Expansion of aquaculture requires alternative feeds and breeding strategies to reduce dependency on fish oil (FO) and better utilization of dietary vegetable oil (VO). Despite the central role of intestine in maintaining body homeostasis and health, its molecular response to replacement of dietary FO by VO has been little investigated. This study employed transcriptomic and proteomic analyses to study effects of dietary VO in two family groups of Atlantic salmon selected for flesh lipid content, 'Lean' or 'Fat'.

Results

Metabolism, particularly of lipid and energy, was the functional category most affected by diet. Important effects were also measured in ribosomal proteins and signalling. The long-chain polyunsaturated fatty acid (LC-PUFA) biosynthesis pathway, assessed by fatty acid composition and gene expression, was influenced by genotype. Intestinal tissue contents of docosahexaenoic acid were equivalent in Lean salmon fed either a FO or VO diet and expression of LC-PUFA biosynthesis genes was up-regulated in VO-fed fish in Fat salmon.

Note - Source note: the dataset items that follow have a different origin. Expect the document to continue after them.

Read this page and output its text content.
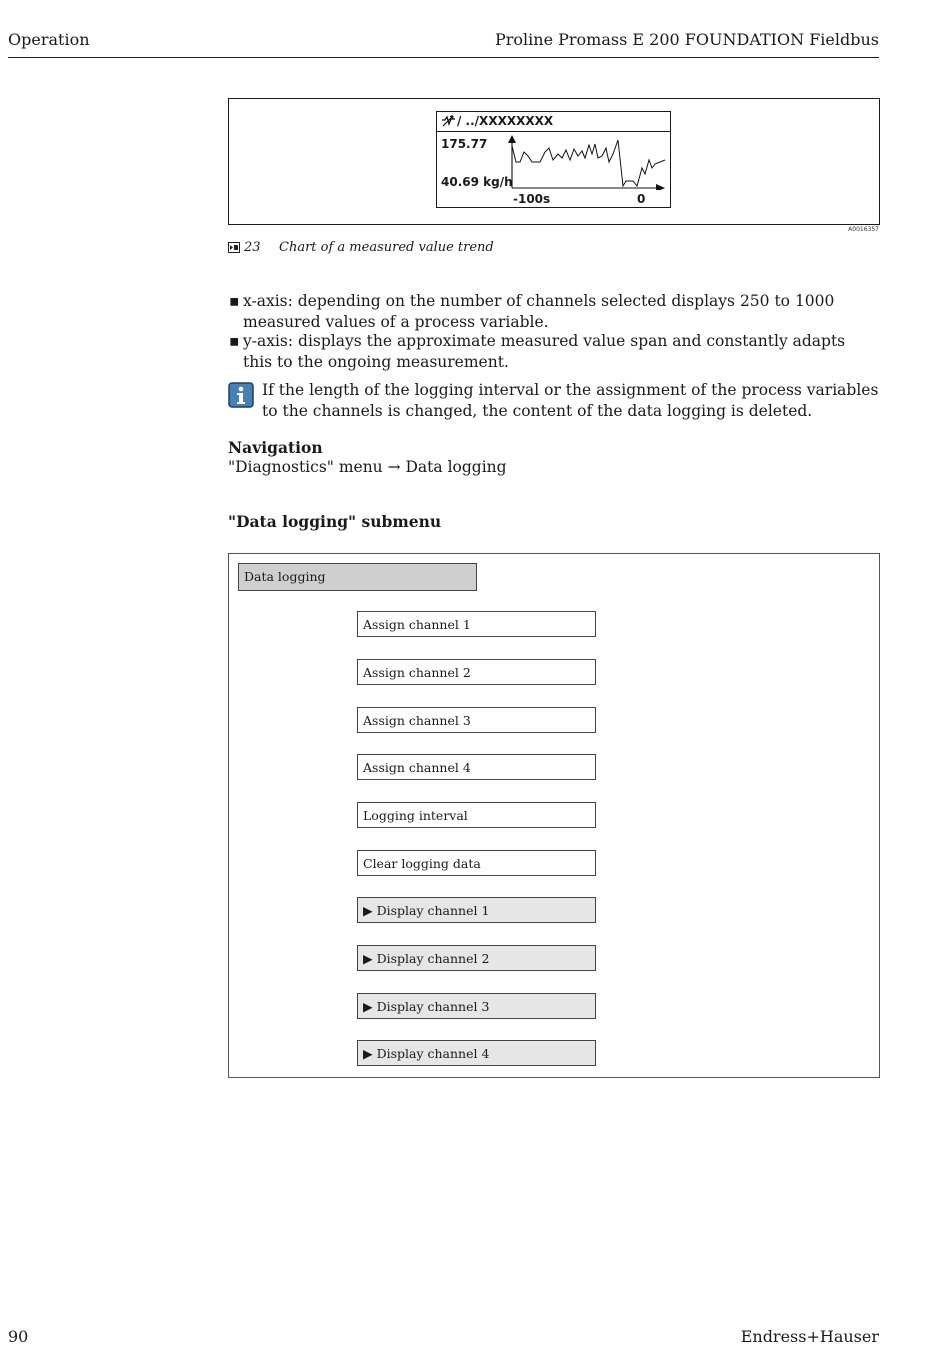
Operation	Proline Promass E 200 FOUNDATION Fieldbus
/ ../XXXXXXXX
175.77
40.69 kg/h
-100s	0
A0016357
23 Chart of a measured value trend
▪ x-axis: depending on the number of channels selected displays 250 to 1000 measured values of a process variable.
▪ y-axis: displays the approximate measured value span and constantly adapts this to the ongoing measurement.
If the length of the logging interval or the assignment of the process variables to the channels is changed, the content of the data logging is deleted.
Navigation
"Diagnostics" menu → Data logging
"Data logging" submenu
Data logging
Assign channel 1
Assign channel 2
Assign channel 3
Assign channel 4
Logging interval
Clear logging data
▶ Display channel 1
▶ Display channel 2
▶ Display channel 3
▶ Display channel 4
90	Endress+Hauser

Dietary VO increased lipogenesis in Lean fish, assessed by expression of FAS, while no effect was observed on β-oxidation although transcripts of the mitochondrial respiratory chain were down-regulated, suggesting less active energetic metabolism in fish fed VO. In contrast, dietary VO up-regulated genes and proteins involved in detoxification, antioxidant defence and apoptosis, which could be associated with higher levels of polycyclic aromatic hydrocarbons in this diet. Regarding genotype, the following pathways were identified as being differentially affected: proteasomal proteolysis, response to oxidative and cellular stress (xenobiotic and oxidant metabolism and heat shock proteins), apoptosis and structural proteins particularly associated with tissue contractile properties. Genotype effects were accentuated by dietary VO.

Conclusions

Intestinal metabolism was affected by diet and genotype. Lean fish may have higher responsiveness to low dietary n-3 LC-PUFA, up-regulating the biosynthetic pathway when fed dietary VO. As global aquaculture searches for alternative oils for feeds, this study alerts to the potential of VO introducing contaminants and demonstrates the detoxifying role of intestine. Finally, data indicate genotype-specific responses in the intestinal transcriptome and proteome to dietary VO, including possibly structural properties of the intestinal layer and defence against cellular stress, with Lean fish being more susceptible to diet-induced oxidative stress.